Teachers who wish to exercise the right kind of empathy spontaneously draw their attention towards the deeper layers of understanding the child. Empathy exercised over the peripheral layer of understanding is not any empathy at all. Empathy grows with understanding. Empathy as quality cannot be induced from outside. It stems from within, from a desire to reach out…… Its the genuine interest in the student which catalyzes the expansion of teacher empathy…It is a choice
TEACHERS OF TODAY AND YESTERDAY
Teachers of bygone era practiced even home visiting as part of understanding the student’s background. No doubt there was a certain chemistry that prompted the parental community and the society as a whole to view teachers as somebody with the power to guide the rest of the society forward. Trust of students and parents drew its sustenance from the genuine empathetic behavior exhibited by the teaching community. Teacher empathy and parental trust nurtured each other.

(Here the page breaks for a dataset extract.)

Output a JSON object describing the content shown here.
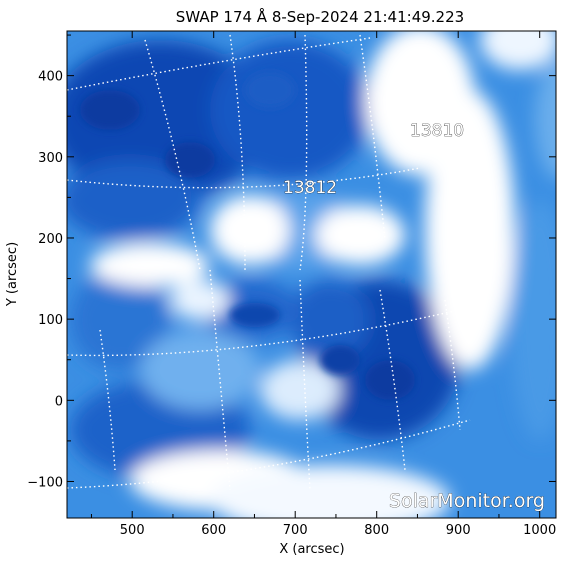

But as commercialization invaded the educational system classrooms have become venues to produce brains for the prospective job markets. Teachers willingly repudiate the whole-child approach and the main focus is on the examination. In this state of things, empathy is not needed. In examination-oriented systems, teachers are not supposed to involve in all aspects of student life but only in those aspects in which score in the examination is at stake, needs special attention from teachers.
There is a mammoth difference between teaching a student knowing only about his previous/present intellectual performance and teaching the student by knowing the whole child– his life, interests, feelings, home environment, persona etc. The former approach in teaching is easier and the later is easy only for the teacher who is willing to reach out and nurture genuine interest in her students. It is a choice.